By 5. Januar 2014März 24th, 2022No Comments

Diejenigen, die in der Erwerbsarbeit Lebenssinn nicht nur suchen, sondern auch finden, bilden überall eine kleine privilegierte Minderheit. Jeder Einzelne sollte schon um seiner selbst willen bestrebt sein, dieser Minderheit anzugehören, und die Gesellschaft sollte sich bemühen, sie zur Mehrheit werden zu lassen. Dabei sollte sie jedoch nie vergessen, dass das heutige Arbeitsverständnis des Westens ein Kunstprodukt ist, das von historisch determinierten und definierten Bedingungen abhängt. […] Vielleicht hilft diese Einsicht dem Westen, sein Verhältnis zu Arbeit und Erwerb zu entkrampfen. […] Zur Entkrampfung gehört schließlich, dass der Westen die überaus künstliche Scheidung von Erwerbsarbeit und sonstiger Arbeit beendet und alle Arbeitsformen als gleichwertig anerkennt.
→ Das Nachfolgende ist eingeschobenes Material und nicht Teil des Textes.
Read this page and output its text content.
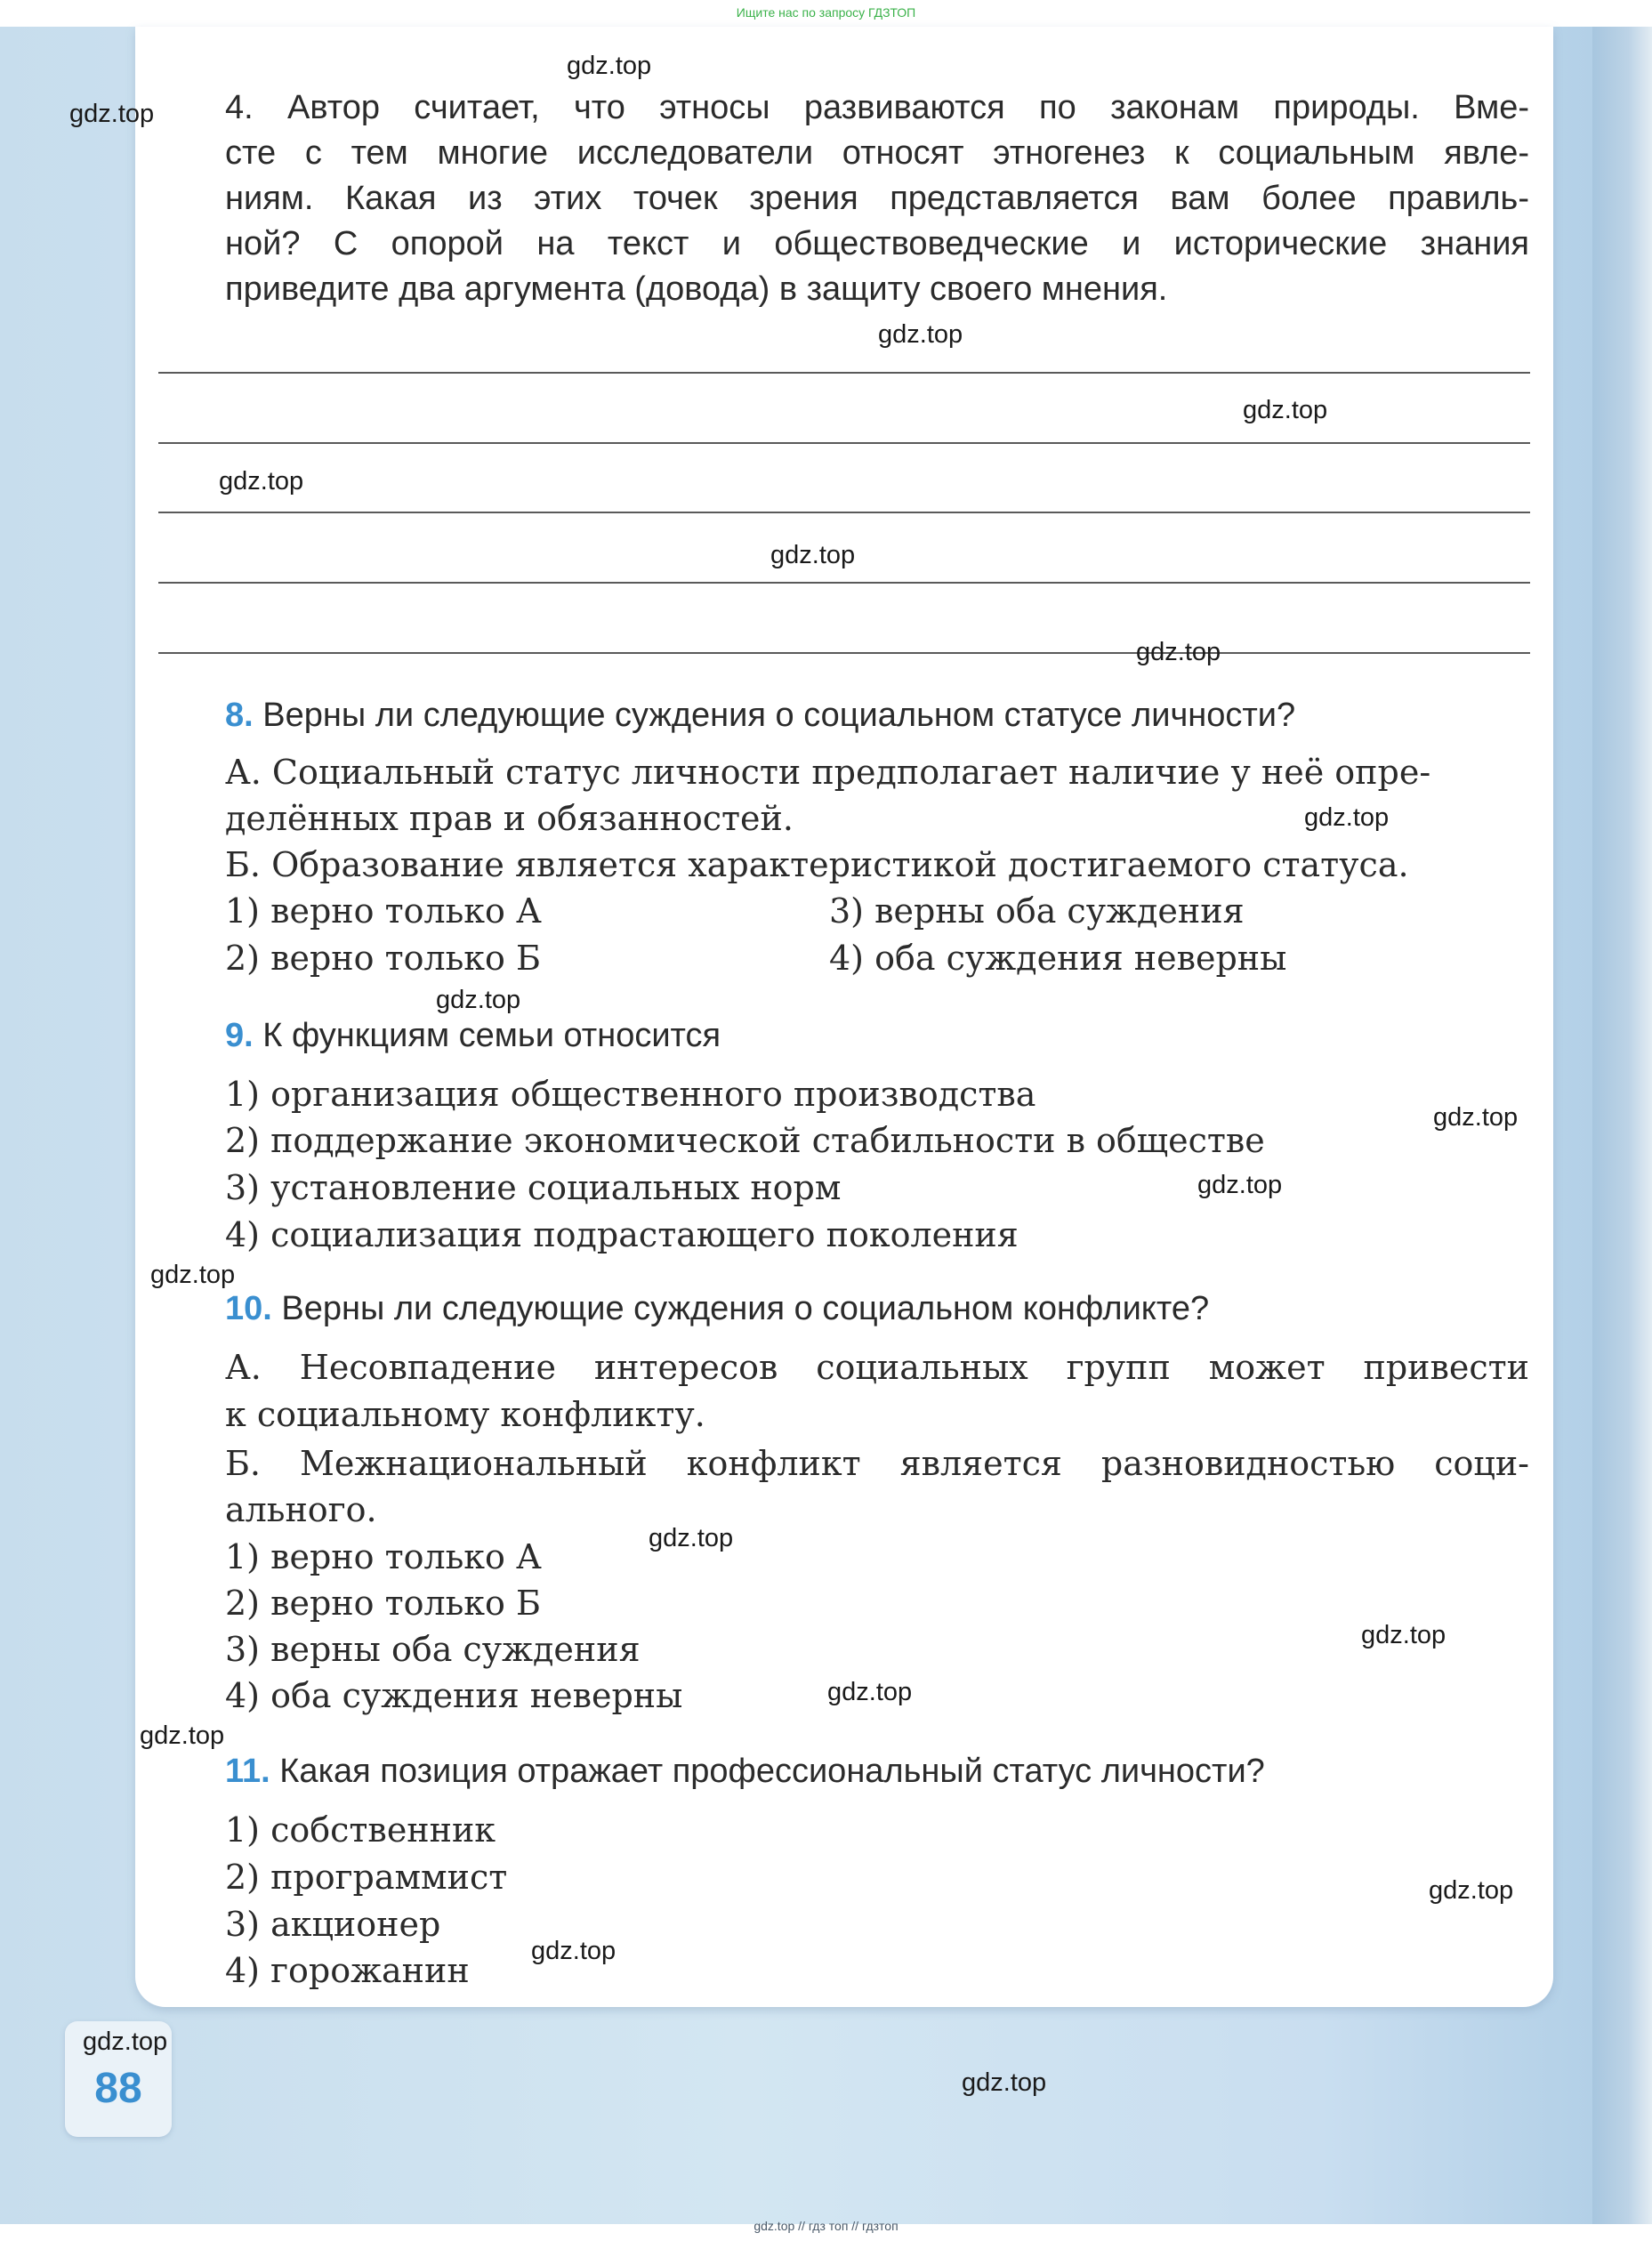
Ищите нас по запросу ГДЗТОП
4. Автор считает, что этносы развиваются по законам природы. Вме-
сте с тем многие исследователи относят этногенез к социальным явле-
ниям. Какая из этих точек зрения представляется вам более правиль-
ной? С опорой на текст и обществоведческие и исторические знания
приведите два аргумента (довода) в защиту своего мнения.
8. Верны ли следующие суждения о социальном статусе личности?
А. Социальный статус личности предполагает наличие у неё опре-
делённых прав и обязанностей.
Б. Образование является характеристикой достигаемого статуса.
1) верно только А	3) верны оба суждения
2) верно только Б	4) оба суждения неверны
9. К функциям семьи относится
1) организация общественного производства
2) поддержание экономической стабильности в обществе
3) установление социальных норм
4) социализация подрастающего поколения
10. Верны ли следующие суждения о социальном конфликте?
А. Несовпадение интересов социальных групп может привести
к социальному конфликту.
Б. Межнациональный конфликт является разновидностью соци-
ального.
1) верно только А
2) верно только Б
3) верны оба суждения
4) оба суждения неверны
11. Какая позиция отражает профессиональный статус личности?
1) собственник
2) программист
3) акционер
4) горожанин
88
gdz.top
gdz.top
gdz.top
gdz.top
gdz.top
gdz.top
gdz.top
gdz.top
gdz.top
gdz.top
gdz.top
gdz.top
gdz.top
gdz.top
gdz.top
gdz.top
gdz.top
gdz.top
gdz.top
gdz.top
gdz.top // гдз топ // гдзтоп
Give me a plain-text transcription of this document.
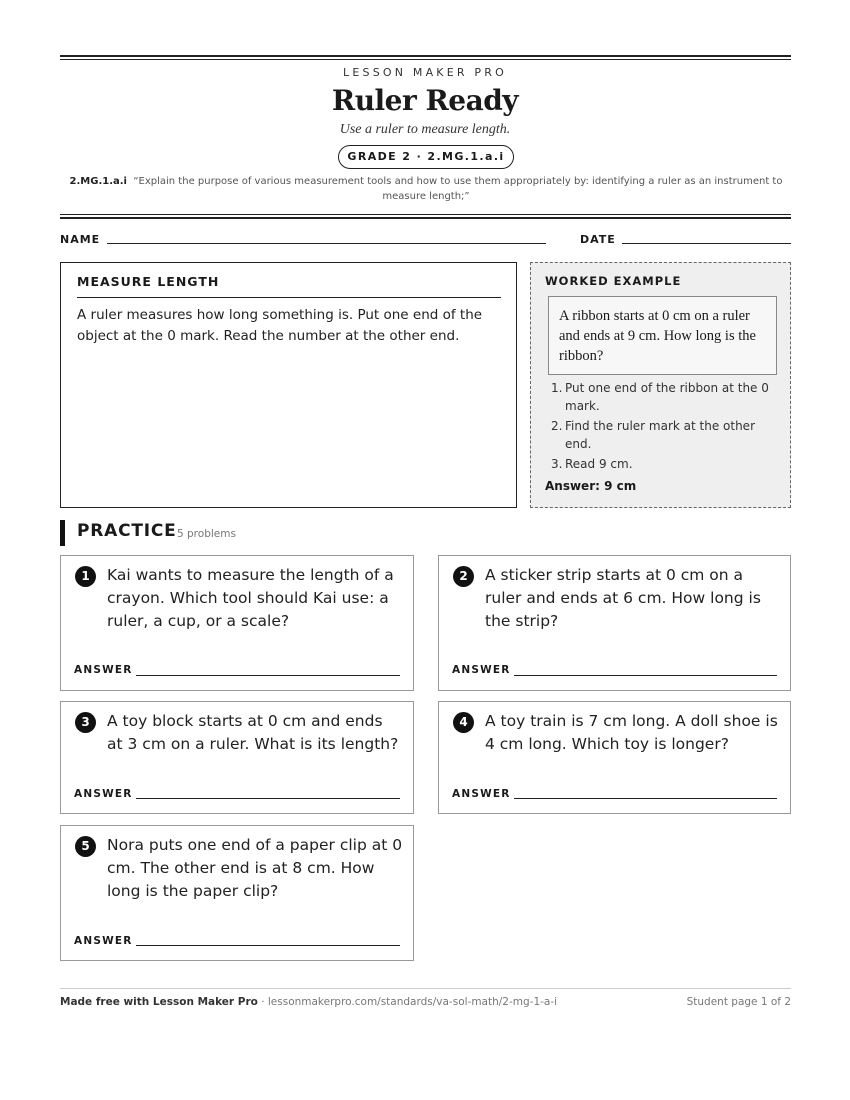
LESSON MAKER PRO
Ruler Ready
Use a ruler to measure length.
GRADE 2 · 2.MG.1.a.i
2.MG.1.a.i “Explain the purpose of various measurement tools and how to use them appropriately by: identifying a ruler as an instrument to measure length;”
NAME	DATE
MEASURE LENGTH
A ruler measures how long something is. Put one end of the object at the 0 mark. Read the number at the other end.
WORKED EXAMPLE
A ribbon starts at 0 cm on a ruler and ends at 9 cm. How long is the ribbon?
1. Put one end of the ribbon at the 0 mark.
2. Find the ruler mark at the other end.
3. Read 9 cm.
Answer: 9 cm
PRACTICE 5 problems
1	Kai wants to measure the length of a crayon. Which tool should Kai use: a ruler, a cup, or a scale?
ANSWER
2	A sticker strip starts at 0 cm on a ruler and ends at 6 cm. How long is the strip?
ANSWER
3	A toy block starts at 0 cm and ends at 3 cm on a ruler. What is its length?
ANSWER
4	A toy train is 7 cm long. A doll shoe is 4 cm long. Which toy is longer?
ANSWER
5	Nora puts one end of a paper clip at 0 cm. The other end is at 8 cm. How long is the paper clip?
ANSWER
Made free with Lesson Maker Pro · lessonmakerpro.com/standards/va-sol-math/2-mg-1-a-i	Student page 1 of 2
Es ist falsch, bezahlter Arbeit einen gesellschaftlich höheren Rang einzuräumen als nicht bezahlter. Umgekehrtes Vorgehen ist sachgerechter. Denn die Erwerbsarbeit wird ja bereits entlohnt. Sie muss darüber hinaus nicht noch gesellschaftlich geadelt werden. Wenn Arbeit zu adeln ist, dann die unentgeltliche oder schlecht bezahlte. Eine Gesellschaft ist in die Irre gegangen, wenn Menschen in den Erwerb drängen, nur um von ihren Mitmenschen anerkannt zu werden.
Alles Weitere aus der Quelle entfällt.